There is the ‘Skylark Girl’ where Kashyap has his readers  meet the Assamese writer Sanjib who happens to be at a conference in Delhi. He evokes the magical fable of ‘Tejimola’, the girl who sprouted leaves. But Lutyens’ English-speaking chatterati cannot figure out why this writer-fellow from Assam cannot stick to the familial. Why can’t he just stick to the well-worn wheel-ruts of insurgency and its resultant travails.
Perhaps he should have written about the things that people are used to. But much has changed, even as things remain the same.

There’s the girl who is murdered and buried but returns again and again from her grave, this time turned into a ghost creeper. One last time, the scheming stepmother chops down the offending creeper but ‘the seeds of the gourd plant flew around… there were 459 large gourds, 92 immature ones and 3,045 flowers’. Furtively, she buries the shredded mess in a corner of the garden. Out of that heap grows a reddish elephant lime. But when the village boys pluck the limes, the tree begins to sing: ‘Tejimola is back’. Authors all over the Northeast have used this story; for example, there’s a Mizo writer who begins this story the day the Indian Air Force bombed its own people in the state of Mizoram. In this tale, Tejimola is a trapped skylark in a cage before the spell is broken.

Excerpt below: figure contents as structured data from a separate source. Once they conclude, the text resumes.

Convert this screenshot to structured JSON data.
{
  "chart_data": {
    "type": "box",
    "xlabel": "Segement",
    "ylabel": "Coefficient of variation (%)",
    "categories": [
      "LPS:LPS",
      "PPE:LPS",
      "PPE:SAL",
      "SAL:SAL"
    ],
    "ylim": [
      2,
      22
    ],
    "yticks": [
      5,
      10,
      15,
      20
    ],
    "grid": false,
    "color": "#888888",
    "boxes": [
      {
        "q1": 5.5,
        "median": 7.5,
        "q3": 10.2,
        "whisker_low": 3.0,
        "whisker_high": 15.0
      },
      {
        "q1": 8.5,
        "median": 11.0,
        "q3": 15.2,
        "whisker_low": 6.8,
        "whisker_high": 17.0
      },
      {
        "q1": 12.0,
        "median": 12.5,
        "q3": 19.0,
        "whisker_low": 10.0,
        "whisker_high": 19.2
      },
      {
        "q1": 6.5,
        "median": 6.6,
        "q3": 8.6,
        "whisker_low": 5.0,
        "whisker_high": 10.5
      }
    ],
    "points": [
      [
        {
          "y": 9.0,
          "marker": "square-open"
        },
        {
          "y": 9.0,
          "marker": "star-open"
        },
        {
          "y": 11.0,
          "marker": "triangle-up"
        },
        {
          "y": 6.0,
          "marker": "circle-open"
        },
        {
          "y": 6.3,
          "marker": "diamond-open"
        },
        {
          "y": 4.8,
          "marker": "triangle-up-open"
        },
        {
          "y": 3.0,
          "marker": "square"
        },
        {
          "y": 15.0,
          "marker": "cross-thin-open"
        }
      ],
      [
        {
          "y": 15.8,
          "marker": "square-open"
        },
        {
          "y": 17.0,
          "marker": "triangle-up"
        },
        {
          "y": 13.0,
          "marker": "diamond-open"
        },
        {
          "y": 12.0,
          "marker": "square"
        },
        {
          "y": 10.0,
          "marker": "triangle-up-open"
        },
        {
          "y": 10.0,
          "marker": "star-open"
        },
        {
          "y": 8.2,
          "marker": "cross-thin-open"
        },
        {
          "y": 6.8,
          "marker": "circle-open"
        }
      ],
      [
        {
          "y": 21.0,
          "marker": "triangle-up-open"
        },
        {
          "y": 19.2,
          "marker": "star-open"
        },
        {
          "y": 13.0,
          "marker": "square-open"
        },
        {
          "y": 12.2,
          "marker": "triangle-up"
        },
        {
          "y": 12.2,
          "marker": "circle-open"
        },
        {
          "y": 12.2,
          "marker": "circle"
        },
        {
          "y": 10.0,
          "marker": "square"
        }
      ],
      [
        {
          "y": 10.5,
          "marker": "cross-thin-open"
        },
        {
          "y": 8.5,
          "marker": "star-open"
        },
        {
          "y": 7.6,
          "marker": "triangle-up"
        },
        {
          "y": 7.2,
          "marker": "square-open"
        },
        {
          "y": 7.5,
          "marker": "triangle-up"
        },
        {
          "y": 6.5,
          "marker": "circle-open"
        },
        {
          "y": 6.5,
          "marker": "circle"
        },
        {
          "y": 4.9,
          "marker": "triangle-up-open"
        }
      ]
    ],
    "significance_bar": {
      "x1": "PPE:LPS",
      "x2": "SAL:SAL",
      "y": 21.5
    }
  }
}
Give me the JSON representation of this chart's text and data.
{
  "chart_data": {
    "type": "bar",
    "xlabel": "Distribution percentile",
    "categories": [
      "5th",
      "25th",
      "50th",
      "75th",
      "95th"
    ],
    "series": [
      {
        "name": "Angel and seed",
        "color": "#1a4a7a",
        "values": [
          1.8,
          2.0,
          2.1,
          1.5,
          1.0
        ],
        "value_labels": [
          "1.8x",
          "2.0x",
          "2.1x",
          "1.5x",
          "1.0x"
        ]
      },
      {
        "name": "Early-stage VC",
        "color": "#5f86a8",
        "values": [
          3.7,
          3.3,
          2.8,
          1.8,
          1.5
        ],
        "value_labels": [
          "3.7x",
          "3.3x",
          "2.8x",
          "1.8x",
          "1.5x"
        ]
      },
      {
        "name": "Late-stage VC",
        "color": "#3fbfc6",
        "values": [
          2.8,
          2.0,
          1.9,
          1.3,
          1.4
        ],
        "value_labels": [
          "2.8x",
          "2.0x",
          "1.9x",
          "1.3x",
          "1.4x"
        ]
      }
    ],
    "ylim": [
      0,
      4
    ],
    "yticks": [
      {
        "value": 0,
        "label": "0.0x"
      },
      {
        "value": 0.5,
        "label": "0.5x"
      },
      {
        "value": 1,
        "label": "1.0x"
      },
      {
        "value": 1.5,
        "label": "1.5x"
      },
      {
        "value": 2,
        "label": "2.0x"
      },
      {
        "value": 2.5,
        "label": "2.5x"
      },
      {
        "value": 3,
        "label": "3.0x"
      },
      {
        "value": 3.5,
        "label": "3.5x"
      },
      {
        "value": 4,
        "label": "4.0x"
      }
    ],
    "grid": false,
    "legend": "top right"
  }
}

Or take ‘Before the Bullet’, which reveals the heartlessness of that fiery piece of lead that has your name written on it. An America-return desi is heading home on a bicycle, unaware that all men must dismount as they walk past an army camp. He does not get off his bicycle. That’s enough to enrage the troopers to press the trigger. It seems so easy in a place brutalised by violence.

Then there is ‘The Umricans’ that takes you on a trip into the lonesome lives of those who leave behind the snugness of home for foreign forelorn shores. The urge to break out is great.Watch out for this new voice from a lesser known corner of our country.